SAMPLE, HEALTHFUL EASY MEALS:
Here are examples of easy, healthful meals you can make in a jiffy!
Breakfast or Brunch: scramble 2 or 3 whole eggs with kale or spinach and mushrooms. Slice avocado to garnish and add a side of fruit and a glass of milk.
Lunch: entrée salad with chicken, black beans, salsa, tomatoes, avocado, field greens or romaine lettuce; cup of tomato or butternut squash soup
Dinner: grilled, broiled or poached salmon with dill; green beans, broccoli or brussels sprouts; baked sweet potato with butter or olive oil.
Breakfast: Greek yogurt (plain, full fat); blueberries; an ounce (palm full of nuts – walnuts, almonds or pistachios; slice of whole grain toast spread with peanut butter or almond butter or save as mid-morning snack.
Lunch: Tuna sandwich with can of water packed albacore tuna mixed with Tbsp of mayo, baby spinach leaves, sliced beets, whole grain or sourdough bread.
Dinner: Grass fed skirt or flank steak (marinated in tamari or soy sauce) broiled or grilled, cauliflower rice, drizzled with olive oil or melted butter; large salad with romaine and red leaf lettuce, roman tomatoes, broccoli slaw, mung bean sprouts or alfalfa sprouts; avocado with seasoned rice vinegar and olive or avocado oil.

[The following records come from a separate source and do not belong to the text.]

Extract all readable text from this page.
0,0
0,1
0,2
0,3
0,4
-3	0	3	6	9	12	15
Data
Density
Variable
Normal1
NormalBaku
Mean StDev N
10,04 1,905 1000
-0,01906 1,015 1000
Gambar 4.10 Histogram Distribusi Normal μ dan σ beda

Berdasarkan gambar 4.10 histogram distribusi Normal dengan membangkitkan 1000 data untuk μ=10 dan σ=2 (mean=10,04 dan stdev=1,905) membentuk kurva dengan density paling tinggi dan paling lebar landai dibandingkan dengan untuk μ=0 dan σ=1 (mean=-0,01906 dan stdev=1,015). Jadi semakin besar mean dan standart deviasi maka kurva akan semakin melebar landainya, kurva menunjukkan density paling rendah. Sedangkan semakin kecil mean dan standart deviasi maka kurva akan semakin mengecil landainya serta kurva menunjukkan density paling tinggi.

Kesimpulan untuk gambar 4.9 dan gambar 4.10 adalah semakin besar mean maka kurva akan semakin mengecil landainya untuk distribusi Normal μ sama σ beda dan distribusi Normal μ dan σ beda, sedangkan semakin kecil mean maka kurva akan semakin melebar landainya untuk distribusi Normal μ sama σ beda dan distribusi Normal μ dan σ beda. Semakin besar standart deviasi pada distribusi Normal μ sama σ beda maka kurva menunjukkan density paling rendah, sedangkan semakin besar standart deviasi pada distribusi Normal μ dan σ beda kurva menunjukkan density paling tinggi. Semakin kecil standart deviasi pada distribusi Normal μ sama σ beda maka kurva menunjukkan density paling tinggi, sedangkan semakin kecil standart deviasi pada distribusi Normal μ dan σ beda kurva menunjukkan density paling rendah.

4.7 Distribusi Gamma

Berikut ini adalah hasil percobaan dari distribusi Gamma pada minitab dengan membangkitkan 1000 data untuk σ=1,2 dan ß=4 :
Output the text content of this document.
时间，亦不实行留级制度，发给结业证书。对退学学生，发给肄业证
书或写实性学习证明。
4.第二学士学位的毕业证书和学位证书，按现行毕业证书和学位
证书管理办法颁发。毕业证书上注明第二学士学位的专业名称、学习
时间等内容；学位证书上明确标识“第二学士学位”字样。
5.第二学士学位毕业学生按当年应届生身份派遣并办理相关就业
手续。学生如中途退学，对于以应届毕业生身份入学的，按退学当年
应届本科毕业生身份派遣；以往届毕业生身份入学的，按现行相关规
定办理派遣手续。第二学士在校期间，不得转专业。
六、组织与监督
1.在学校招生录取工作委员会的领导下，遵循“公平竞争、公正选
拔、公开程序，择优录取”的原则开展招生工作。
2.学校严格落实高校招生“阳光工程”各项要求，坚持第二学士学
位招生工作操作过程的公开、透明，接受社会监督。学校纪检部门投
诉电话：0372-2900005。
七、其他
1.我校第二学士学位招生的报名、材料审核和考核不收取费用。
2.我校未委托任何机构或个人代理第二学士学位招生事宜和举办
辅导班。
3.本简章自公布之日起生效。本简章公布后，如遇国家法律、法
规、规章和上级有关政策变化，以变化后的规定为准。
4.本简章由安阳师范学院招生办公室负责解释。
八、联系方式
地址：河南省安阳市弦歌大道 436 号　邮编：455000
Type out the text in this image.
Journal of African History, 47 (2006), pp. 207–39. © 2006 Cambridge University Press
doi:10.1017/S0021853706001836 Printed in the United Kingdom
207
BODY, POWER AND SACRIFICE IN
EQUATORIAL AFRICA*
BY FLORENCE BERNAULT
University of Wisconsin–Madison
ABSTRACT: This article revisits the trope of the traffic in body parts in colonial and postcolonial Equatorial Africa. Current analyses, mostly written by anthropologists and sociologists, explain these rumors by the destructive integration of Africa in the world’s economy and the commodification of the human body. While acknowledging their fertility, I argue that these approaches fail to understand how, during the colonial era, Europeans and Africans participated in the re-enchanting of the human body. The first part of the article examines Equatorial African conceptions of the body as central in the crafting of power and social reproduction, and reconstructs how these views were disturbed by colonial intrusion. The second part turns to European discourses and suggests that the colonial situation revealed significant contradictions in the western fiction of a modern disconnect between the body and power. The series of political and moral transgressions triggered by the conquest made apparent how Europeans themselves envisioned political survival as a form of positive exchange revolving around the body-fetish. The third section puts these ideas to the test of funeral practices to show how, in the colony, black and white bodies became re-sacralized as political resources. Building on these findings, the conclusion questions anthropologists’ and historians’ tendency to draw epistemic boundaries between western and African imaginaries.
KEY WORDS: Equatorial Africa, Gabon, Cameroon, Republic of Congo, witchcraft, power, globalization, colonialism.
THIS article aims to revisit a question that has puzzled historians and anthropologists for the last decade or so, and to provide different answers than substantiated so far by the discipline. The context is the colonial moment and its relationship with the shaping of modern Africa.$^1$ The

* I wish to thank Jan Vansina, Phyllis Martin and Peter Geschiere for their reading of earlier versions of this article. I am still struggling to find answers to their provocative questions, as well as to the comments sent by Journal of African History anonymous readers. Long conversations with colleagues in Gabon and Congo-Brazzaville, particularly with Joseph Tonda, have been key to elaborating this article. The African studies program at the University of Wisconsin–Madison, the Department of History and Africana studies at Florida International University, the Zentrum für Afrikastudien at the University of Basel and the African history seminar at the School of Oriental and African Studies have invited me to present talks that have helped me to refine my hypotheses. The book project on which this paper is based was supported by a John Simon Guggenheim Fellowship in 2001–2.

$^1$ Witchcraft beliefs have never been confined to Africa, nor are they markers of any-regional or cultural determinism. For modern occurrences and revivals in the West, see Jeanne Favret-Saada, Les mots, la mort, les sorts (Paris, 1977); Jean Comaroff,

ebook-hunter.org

Dessert can be healthful. Here are some ideas: frozen cherries, berries or frozen banana slices in 2% or whole milk – let the milk sit out for an hour some it’s close to room temperature and then just add frozen berries or banana slices and stir. “Dessert potato”: bake a small sweet potato and drizzle with olive oil or melted butter and sprinkle with pumpkin pie spices. Frozen smoothie: freeze half of your next smoothie and enjoy later as a frozen dessert.